Vous prendrez un
café ?
Le narrateur
s’entretient avec un dictateur latino-américain dans le Palais Présidentiel.
- Vous prendrez un
café avec moi ?
- Oui, merci
- Noir ?
- Oui noir.
Il appuya sur un
bouton et à travers un dictaphone il ordonna :
- Amenez-moi deux
cafés noirs et un peu de cognac- il se dirigea vers moi- parce que vous
prendrez aussi du cognac. N’est ce pas ?
- Je préfèrerais un
peu de rhum.
- Alors moi, je
prendrai le cognac. Le rhum, pas besoin de le demander. J’en ai ici.
Il me fit un clin d’œil.
Ma mauvaise
réputation dit que je me saoule avec du rhum. Ce n’est pas si sûr. Mais le fait
est que j’en bois un petit verre de temps en temps.
Par une porte
invisible depuis mon siège un serveur mulâtre était entré. Il venait chargé d’un plateau avec la
commande. Sans un mot, il servit les cafés.
- Tu as amené trois
tasses?
- Deux.
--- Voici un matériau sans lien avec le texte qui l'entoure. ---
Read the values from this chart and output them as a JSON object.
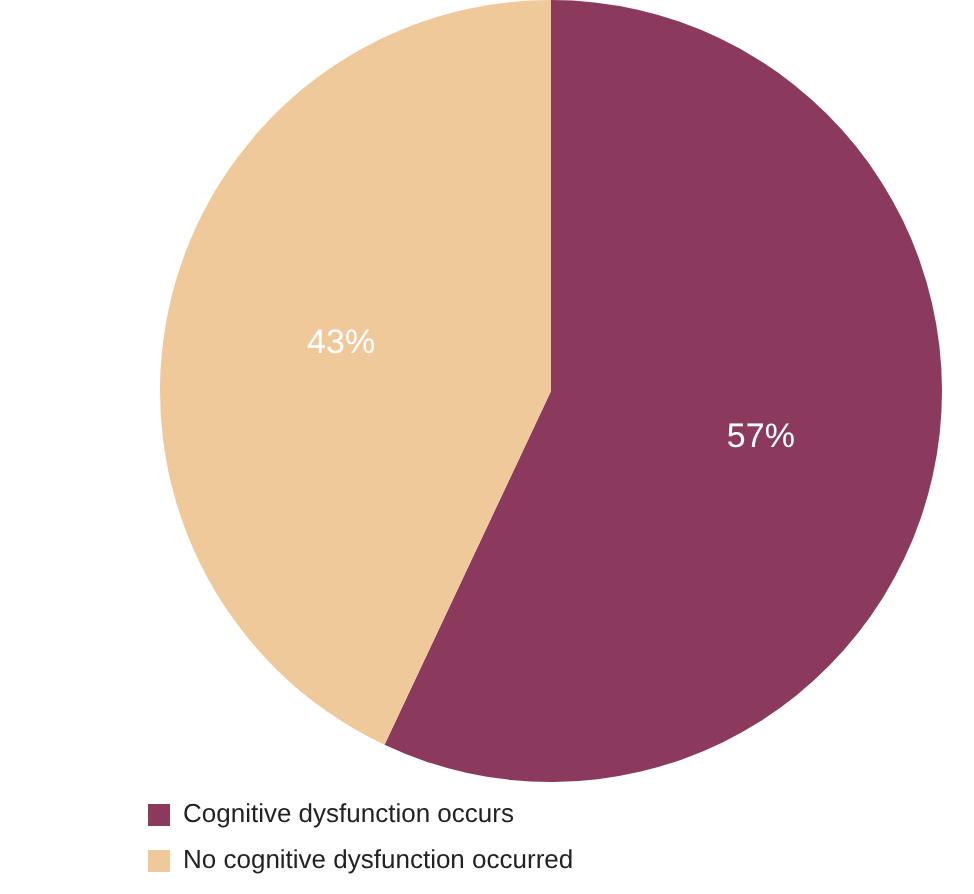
{
  "chart_data": {
    "type": "pie",
    "categories": [
      "Cognitive dysfunction occurs",
      "No cognitive dysfunction occurred"
    ],
    "values": [
      57,
      43
    ],
    "colors": [
      "#8b3a5e",
      "#f0c99b"
    ],
    "value_labels": [
      "57%",
      "43%"
    ],
    "legend": "bottom left"
  }
}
Excellence.
- Il reste du
café ?
- Oui. Excellence.
-Goûte-le.
Le serveur sans
rechigner, goûta une gorgée de la cafetière. Il sursauta, tomba au sol en
gémissant, se tordit et ne bougea plus.
- Vous voyez ?-
me dit son Excellence- les précautions ne valent rien. Et cela, ça arrive au
moins une fois par mois. De telle sorte que je ne trouve plus de serveurs à
mois que je les paie à prix d’or.
Il appuya sur un
autre bouton et parla à nouveau à travers le dictaphone.
- Que deux gardes
viennent.
- Et revenant à moi,
il ajouta :
- Ne vous inquiétez
pas. Dans de tels cas, j’ai toujours une cafetière de prête, à côté du rhum que
je vous ai offert. Mais c’est dommage de ne pouvoir se fier à l’usage. Vous ne
croyez pas ?
Ce que je ne croyais
pas moi, c’était que le mulâtre était mort et que le café fusse
empoisonné.
Sans raison, je le
reconnais. Il s’était peut-être trompé. Un petit coup de pied sur le corps au
sol me suffit afin de vérifier qu’il était mort.